A family history of addiction

Genetics do play a role in addictive behavior, as shown by multiple studies. Despite the fact science has failed to identify a gene linked to addiction, there are studies which found that addict’s children are eight times more likely to become addicted, compared to children with non-addicted parents. This shows that genetic factors must be considered, so if you have a family member who suffers from an addiction, it’s safe to keep an eye on your own behavior.
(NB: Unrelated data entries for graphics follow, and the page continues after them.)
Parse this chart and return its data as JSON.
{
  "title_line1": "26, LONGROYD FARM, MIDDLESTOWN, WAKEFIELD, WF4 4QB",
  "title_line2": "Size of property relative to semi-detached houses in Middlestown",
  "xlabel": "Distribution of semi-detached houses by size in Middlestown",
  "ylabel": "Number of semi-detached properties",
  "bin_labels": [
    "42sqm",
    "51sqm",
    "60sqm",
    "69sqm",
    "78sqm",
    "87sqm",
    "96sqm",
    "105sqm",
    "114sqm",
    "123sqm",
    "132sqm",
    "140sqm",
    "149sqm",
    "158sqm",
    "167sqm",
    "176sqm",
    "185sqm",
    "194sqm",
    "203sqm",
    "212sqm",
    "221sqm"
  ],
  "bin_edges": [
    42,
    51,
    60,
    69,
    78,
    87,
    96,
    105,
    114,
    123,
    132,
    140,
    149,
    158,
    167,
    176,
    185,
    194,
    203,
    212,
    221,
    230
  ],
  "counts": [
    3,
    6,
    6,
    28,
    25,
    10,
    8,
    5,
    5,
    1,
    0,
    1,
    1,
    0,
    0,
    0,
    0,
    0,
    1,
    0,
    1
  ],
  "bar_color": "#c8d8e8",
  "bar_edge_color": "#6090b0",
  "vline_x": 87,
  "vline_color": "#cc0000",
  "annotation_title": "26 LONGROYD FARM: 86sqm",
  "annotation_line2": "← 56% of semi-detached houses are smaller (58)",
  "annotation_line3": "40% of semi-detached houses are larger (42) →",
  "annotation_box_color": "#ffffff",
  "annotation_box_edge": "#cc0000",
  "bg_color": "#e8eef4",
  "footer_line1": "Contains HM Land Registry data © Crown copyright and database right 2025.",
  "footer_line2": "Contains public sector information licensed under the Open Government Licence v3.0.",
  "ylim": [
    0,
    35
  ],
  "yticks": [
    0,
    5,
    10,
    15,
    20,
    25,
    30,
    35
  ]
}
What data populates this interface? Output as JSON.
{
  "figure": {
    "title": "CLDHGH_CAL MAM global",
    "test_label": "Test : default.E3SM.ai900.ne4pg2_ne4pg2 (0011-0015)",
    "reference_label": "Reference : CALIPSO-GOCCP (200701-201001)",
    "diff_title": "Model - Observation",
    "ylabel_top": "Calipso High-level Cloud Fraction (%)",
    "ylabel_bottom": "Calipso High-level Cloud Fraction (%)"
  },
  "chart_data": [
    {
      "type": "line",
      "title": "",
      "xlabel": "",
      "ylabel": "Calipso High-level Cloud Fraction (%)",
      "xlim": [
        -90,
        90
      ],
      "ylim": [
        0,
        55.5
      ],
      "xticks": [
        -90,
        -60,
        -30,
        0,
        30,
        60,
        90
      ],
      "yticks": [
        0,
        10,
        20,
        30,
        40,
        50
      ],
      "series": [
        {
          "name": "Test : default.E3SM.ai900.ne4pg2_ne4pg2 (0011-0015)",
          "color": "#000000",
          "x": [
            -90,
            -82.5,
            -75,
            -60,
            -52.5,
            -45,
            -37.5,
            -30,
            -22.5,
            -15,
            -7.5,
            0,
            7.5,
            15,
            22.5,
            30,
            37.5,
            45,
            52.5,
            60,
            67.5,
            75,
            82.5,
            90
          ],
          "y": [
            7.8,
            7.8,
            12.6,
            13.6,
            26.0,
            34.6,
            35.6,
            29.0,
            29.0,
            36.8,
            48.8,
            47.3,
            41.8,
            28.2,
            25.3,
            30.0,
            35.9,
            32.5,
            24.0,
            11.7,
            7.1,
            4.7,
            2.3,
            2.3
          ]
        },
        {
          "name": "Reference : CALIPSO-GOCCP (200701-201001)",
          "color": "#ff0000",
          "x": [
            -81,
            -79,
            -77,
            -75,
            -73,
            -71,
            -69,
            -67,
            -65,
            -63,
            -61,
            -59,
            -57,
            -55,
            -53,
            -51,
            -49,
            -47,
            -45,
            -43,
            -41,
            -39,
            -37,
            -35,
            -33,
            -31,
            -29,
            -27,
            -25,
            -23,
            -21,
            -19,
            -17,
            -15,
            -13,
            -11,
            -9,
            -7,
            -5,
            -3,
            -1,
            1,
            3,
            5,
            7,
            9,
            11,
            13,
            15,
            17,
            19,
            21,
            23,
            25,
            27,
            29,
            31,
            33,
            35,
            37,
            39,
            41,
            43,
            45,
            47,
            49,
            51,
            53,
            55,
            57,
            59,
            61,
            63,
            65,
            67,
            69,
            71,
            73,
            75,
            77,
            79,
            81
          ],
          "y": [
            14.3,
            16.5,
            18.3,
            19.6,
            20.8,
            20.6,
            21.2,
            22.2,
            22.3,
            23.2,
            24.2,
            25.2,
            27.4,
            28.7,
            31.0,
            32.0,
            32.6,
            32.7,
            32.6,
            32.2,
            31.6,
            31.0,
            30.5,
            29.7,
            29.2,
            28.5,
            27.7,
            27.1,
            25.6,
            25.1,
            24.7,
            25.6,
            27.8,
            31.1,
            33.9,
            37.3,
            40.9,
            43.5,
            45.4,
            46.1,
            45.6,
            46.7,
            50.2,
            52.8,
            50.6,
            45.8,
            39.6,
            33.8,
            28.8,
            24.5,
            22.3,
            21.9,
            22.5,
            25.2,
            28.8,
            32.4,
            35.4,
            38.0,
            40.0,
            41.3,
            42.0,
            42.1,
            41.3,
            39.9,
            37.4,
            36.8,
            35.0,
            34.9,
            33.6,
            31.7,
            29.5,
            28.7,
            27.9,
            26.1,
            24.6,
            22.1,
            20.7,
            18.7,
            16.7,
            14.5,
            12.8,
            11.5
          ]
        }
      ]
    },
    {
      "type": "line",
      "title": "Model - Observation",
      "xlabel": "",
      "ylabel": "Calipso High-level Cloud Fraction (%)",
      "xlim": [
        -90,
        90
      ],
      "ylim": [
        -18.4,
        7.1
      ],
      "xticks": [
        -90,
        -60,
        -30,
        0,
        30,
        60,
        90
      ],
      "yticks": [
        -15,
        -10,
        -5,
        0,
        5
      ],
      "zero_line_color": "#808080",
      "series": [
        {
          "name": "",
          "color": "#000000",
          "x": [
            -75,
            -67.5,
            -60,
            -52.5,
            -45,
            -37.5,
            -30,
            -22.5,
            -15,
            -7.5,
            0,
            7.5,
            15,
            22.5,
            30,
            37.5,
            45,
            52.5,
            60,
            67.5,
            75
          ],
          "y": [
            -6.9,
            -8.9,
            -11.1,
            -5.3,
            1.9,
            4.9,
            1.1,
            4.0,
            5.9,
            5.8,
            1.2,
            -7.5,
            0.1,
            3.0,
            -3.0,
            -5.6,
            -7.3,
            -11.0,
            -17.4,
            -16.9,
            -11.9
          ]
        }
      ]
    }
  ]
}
You have low tolerance for stress

Studies showed that stress prone people are more likely to become addicted to alcohol or drugs. This is because they try to numb their feelings with the illegal substance. There is a fine line between drinking a glass of wine after work and drinking the whole bottle in order to relax and get some sleep. If your first reaction to stress is to reach for alcohol or another substance, even food, you should talk to a doctor.
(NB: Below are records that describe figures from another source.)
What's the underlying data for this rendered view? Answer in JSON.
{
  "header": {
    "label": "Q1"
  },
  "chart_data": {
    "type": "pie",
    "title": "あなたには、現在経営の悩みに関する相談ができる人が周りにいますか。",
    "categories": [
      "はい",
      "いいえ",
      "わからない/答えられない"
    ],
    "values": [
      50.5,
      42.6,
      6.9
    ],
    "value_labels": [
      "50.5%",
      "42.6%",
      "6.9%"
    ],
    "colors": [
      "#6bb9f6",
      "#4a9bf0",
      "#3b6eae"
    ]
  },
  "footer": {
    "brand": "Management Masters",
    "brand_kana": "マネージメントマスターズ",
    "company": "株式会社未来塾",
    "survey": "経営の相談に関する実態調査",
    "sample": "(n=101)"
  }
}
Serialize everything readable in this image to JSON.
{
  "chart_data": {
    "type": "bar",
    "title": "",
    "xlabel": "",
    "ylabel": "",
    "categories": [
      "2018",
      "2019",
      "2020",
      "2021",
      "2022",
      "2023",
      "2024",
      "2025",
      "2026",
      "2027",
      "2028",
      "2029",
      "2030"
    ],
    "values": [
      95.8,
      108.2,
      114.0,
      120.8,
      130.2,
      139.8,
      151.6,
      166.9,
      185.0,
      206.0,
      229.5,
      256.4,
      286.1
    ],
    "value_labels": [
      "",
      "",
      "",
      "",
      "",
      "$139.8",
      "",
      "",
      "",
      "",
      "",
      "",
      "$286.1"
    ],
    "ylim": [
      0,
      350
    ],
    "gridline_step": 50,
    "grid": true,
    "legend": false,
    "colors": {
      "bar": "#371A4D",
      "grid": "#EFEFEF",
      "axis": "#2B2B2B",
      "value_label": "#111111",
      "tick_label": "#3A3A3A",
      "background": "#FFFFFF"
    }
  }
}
If you suffer from a mental condition

People who suffer from a mental condition are prone to develop an addiction on an illegal substance, because they use it to “cure” their pain. Patients with anxiety, depression or PTSD were found to be three times more likely to develop an alcohol addiction. They are also prone to develop drug addictions, as they attempt to self medicate in order to relieve their symptoms.

You experiment with drugs

If you are experimenting with drugs your risk of becoming addicted is definitely higher. The most addictive substances are nicotine, barbiturates, cocaine, heroin and alcohol. If you already have a family history of addiction or a mental illness, you are even more prone to develop an addiction. The statistics show that 21% of those who experiment with cocaine develop an addiction, while 1 in 4 people who experiment with heroin become addicted. This happens because the drugs alter the way your body is producing and perceiving dopamine, the hormone which makes you feel good.

Being bullied

Not only teens can be bullied, but also grownps and sometimes this increases the risk of developing an addiction. Social anxiety and loneliness can make someone look for happiness in drugs or alcohol. Teens are at higher risk of developing an addiction this way, but as more and more adults experience difficulties at their job or outside it, they are also at risk. These people turn to drugs to gain confidence and feel good in stressing situations. Without friends and families, they have really hard times noticing their addiction and treating it.

If you believe you are addicted to something, talk to your doctor, who can diagnose you and guide your steps to be able to get the help you need.